On the answers to these
three questions Pangle’s analysis of the Hobbesianism of Montesquieu depends.
On the distinction between the principles of Montesquieu and Hobbes the fate of
modern liberalism depends. The conclusion seems fair in the light of what is
considered the defect of right liberalism and the understanding that Hobbes is
its founder. Hobbes teaches, in this view, that all social and political
obligations are derived from and in the service of the individual rights of men.
Montesquieu found this view an inadequate basis of civil peace. In either
amending or transcending it, he laid the foundations of modern liberalism—at
least as expressed in the founding of the United States. But modern liberalism
is in crisis because it has lost sight of its foundations. The return to
Montesquieu is an attempt to deal with the crisis by reconsidering the charm,
the dignity of the original vision (that emancipation from intolerance,
religious and racial, imparted by easy commerce in goods and beliefs).
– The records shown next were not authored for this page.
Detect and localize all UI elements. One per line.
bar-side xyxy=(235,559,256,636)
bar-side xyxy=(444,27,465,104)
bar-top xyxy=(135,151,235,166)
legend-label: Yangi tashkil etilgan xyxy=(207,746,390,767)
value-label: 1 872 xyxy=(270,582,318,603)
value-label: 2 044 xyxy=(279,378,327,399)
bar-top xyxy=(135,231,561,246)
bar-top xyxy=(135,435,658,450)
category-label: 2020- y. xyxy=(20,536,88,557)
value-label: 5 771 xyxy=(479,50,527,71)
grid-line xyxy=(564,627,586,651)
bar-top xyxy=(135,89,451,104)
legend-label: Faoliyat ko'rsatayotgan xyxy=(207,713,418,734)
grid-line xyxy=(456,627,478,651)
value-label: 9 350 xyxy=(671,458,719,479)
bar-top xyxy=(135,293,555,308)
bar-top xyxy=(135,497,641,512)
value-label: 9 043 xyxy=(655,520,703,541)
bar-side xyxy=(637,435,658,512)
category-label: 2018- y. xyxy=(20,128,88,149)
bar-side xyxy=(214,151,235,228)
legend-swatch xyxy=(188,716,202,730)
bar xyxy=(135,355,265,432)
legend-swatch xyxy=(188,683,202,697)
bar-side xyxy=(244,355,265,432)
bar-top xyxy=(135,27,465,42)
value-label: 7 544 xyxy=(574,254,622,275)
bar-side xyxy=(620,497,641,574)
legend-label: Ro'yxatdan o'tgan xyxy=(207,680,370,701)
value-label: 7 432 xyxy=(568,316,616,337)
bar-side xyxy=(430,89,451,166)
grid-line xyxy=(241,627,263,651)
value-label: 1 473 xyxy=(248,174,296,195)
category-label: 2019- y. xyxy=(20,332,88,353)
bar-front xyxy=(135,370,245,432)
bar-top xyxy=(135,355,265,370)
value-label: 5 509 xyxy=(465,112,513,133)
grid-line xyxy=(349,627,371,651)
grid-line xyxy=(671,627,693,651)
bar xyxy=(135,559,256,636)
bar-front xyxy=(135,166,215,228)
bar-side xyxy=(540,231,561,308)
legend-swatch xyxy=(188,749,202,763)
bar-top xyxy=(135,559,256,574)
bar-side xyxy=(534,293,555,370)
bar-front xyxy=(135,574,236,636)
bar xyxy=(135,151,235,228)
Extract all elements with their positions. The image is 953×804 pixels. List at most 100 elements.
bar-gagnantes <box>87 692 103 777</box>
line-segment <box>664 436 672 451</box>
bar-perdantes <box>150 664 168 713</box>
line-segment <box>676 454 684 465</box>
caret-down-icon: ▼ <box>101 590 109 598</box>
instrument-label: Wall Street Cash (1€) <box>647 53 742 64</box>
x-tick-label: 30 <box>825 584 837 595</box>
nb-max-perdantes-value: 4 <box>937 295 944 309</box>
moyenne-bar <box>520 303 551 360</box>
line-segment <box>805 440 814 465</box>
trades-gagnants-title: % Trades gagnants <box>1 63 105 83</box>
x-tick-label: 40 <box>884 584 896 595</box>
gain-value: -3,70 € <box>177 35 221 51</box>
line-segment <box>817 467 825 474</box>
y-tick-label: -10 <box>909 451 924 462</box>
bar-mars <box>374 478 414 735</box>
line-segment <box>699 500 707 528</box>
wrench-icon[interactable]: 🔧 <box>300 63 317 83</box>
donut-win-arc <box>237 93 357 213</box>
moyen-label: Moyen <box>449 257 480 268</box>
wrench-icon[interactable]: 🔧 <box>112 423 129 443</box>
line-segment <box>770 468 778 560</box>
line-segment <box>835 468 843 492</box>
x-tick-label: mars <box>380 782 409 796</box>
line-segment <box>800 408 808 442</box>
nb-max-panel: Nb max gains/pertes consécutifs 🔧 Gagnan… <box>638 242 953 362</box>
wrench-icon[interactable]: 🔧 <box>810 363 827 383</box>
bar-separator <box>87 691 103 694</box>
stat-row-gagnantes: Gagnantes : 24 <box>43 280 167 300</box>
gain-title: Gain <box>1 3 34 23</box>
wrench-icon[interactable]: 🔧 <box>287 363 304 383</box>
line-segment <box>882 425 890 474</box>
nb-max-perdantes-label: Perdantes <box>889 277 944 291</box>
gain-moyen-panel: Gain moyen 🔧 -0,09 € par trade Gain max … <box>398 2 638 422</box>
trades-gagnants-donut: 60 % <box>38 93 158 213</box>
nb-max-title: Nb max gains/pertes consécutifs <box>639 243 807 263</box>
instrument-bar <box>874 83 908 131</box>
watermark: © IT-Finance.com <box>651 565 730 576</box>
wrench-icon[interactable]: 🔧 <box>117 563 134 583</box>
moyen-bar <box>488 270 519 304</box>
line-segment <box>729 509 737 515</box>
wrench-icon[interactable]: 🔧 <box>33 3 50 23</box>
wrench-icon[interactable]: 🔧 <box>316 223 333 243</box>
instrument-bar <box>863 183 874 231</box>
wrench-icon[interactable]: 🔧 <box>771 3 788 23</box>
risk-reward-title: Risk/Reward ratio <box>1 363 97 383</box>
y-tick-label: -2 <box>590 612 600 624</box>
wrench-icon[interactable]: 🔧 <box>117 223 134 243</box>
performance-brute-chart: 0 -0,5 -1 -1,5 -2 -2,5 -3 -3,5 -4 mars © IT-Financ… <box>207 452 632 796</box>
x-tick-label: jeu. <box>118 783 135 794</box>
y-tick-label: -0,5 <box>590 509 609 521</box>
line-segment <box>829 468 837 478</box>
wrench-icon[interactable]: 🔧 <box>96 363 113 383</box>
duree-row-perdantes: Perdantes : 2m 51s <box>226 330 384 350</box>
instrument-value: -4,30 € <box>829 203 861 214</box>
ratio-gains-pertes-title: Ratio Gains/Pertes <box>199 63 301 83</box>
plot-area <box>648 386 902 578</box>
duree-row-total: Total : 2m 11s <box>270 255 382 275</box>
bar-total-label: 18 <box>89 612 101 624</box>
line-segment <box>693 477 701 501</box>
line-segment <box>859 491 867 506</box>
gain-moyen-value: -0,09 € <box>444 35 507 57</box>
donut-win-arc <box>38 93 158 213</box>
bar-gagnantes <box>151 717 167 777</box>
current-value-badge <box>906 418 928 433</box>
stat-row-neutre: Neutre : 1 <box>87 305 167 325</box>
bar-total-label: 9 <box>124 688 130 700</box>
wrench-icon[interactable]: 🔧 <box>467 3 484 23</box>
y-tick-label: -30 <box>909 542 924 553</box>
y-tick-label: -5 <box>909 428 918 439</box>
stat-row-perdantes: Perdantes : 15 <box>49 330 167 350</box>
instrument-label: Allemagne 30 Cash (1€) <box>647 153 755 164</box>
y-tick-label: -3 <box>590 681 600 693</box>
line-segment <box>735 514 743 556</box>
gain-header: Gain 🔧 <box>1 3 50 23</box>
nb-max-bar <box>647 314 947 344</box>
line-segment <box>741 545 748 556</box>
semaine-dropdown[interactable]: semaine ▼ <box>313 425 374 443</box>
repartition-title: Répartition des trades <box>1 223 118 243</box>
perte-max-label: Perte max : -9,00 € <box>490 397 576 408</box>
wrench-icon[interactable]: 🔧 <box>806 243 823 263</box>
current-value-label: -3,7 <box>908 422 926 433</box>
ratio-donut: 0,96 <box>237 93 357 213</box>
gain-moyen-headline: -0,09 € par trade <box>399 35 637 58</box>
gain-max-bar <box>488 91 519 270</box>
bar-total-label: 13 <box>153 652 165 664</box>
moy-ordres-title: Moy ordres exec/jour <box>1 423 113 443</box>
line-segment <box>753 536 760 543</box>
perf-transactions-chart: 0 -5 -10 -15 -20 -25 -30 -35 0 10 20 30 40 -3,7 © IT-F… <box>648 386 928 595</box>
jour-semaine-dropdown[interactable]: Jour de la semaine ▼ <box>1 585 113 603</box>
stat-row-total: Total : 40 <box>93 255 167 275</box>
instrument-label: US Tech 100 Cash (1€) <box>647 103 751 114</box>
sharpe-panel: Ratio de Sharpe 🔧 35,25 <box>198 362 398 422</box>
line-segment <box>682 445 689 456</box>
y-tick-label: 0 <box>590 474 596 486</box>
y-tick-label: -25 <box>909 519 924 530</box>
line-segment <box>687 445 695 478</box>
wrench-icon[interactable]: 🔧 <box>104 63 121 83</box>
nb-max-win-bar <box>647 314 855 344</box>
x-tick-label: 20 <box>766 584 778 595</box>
Such
are the questions Pangle finds it possible to raise after consulting Montesquieu.
A return to fundamentals makes it possible to provide that kind of defense
liberal democracy requires, if it is to resist successfully the impulse to abandon
all rule as merely arbitrary and hence illegitimate. And, as Montesquieu
maintains, the impulse to abandon all rule is at once the impulse to establish
tyrannical rule.
Though Pangle succeeds in
providing this insight into the modern crisis, he does leave the suggestion
that what is new in Montesquieu’s “new analysis of the principles of modernity”
is only a. sensitivity to the requirements of public opinion coupled with a sensitivity
to the demands of different circumstances, rather than a genuine understanding
of any defect of right liberalism. Montesquieu amends Hobbes, makes him more
gentle, less “sauvage.” Yet, such a reading leaves it unclear how deep the
defect goes. That Montesquieu should have been concerned with the necessity of
enshrouding modern regimes in a faith that more lay at their foundations than
was really there suggests a radical understanding of the defect. Surely, one
inescapable conclusion that emerges from the central books of The Spirit of
the Laws is the idea that the entire globe will not necessarily support
right politics. Hence, the history of progress to be written by modern natural
philosophy is a history that may be confined to select regions. The world need
not be made safe for democracy, since nature has made many parts of it unsafe
for any moderate government. Montesquieu raises, in the context of modern
science, the possibility that it may justifiably be the eternal human prospect
that men should be divided into high cultures and barbarian cultures. On this
basis, the city and man can remain the themes of political philosophy without
requiring political philosophy to reconcile itself to the fundamental
inadequacy of the human. It is to the practical accomplishment of this
objective that his history of the republic is directed. It is a history of
right politics—not the history of man on earth—that is intended to serve as
the principle of right for the citizens of the modern regime. Montesquieu, one
might say, sought, to ensure the possibility of universal politics, but only
for particular regimes. Such reflections would lead to consideration of the
sense in which Montesquieu was more radical than his predecessors. What is at
stake is man’s capacity to discern and choose legitimate politics and the
necessity of rejecting tyranny as an error. That is a theoretical goal, and we
wish to know the nature of that political prudence which might ensure it.